Digital data is subjected to errors when stored or transmitted due to the effects of noise on the medium or communication channel. The current solution is to add redundancy to the data on storage or transmission via an error correction code so that, at the time of retrieval of the data, decoding can undo the noise effect and correctly recover the original data.
Traditional decoding methods require highly specialized, restricted codebooks and corresponding code-specific decoders. A new method developed by Muriel Medard, Research Laboratory in Electronics, MIT, and Ken Duffy of Hamilton Institute, Maynooth University, Ireland, called GRAND (guessing random additive noise decoding) is an approach to decoding that improves on existing methods.
The GRAND method decodes data based on identifying the noise effect, rather than attempting to extract codewords directly from the noise impacted encoded data as existing methods do.
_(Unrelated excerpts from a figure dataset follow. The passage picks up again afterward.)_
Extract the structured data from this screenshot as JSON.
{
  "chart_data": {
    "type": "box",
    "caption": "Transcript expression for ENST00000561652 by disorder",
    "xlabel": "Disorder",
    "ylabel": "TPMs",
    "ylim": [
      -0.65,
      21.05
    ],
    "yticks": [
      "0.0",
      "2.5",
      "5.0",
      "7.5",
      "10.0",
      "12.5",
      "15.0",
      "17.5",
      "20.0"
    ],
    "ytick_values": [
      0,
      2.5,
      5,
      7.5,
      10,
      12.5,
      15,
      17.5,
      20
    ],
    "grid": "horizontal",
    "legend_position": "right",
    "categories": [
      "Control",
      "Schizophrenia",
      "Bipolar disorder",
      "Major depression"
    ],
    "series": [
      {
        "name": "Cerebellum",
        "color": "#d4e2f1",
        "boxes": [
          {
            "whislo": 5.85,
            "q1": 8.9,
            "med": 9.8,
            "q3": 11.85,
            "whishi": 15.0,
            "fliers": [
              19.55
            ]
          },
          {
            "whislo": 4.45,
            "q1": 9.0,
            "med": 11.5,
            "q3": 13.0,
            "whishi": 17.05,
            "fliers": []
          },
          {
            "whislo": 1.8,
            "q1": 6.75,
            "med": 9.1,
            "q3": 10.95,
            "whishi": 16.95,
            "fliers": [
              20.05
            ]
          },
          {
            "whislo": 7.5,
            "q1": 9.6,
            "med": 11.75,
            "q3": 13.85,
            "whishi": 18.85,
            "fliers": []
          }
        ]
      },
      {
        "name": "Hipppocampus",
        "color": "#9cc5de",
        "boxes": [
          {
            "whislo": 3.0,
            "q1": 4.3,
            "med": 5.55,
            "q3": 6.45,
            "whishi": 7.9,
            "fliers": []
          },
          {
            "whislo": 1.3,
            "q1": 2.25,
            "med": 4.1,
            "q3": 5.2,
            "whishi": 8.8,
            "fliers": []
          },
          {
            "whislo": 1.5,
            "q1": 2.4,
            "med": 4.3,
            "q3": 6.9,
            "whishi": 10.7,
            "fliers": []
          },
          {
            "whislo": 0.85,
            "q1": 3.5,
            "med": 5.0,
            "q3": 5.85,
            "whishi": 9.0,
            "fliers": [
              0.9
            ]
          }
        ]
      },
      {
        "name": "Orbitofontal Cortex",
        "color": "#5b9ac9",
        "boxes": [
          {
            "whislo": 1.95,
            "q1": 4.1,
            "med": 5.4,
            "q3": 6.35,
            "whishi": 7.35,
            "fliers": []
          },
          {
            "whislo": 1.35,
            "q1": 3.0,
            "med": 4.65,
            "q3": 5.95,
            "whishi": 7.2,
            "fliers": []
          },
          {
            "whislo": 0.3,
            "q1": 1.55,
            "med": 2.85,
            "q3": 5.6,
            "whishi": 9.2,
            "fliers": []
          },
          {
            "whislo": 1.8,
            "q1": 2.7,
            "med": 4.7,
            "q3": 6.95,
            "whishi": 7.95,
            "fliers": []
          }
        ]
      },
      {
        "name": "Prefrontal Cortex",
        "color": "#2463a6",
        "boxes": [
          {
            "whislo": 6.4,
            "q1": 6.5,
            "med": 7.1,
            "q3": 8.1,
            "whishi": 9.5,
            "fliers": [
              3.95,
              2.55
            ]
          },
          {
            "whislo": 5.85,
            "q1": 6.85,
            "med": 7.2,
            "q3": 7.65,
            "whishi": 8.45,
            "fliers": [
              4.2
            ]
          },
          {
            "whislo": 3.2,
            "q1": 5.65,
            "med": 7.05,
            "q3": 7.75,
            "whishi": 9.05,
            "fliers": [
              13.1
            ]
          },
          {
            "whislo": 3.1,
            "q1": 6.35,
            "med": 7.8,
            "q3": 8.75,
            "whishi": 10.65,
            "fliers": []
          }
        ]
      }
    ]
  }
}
The approach contains three main processes that are repeated until a decoding is obtained. Noise effect sequences are sequentially generated in decreasing order of likelihood either a priori based on a statistical channel model or using soft information, such as can be obtained in reception of communication signals.
GRAND takes a noise effect sequence, inverts its effect from a noise-corrupted signal, and queries whether the resulting data are a valid codeword, using the code merely as a validator or hash.
The first instance of code-word identification is the decoding. By mirroring the noisy channel, GRAND provides optimally accurate maximum likelihood decoding of arbitrary codes with moderate redundancy that can be chosen to perfectly match system characteristics.
GRAND can efficiently and precisely decode all moderate to low redundancy codes.
The technology obviates the need for multiple decoders and is applicable in different industries including AR/VR, low latency gaming, IoT, 5G networks, optical networks, and many others.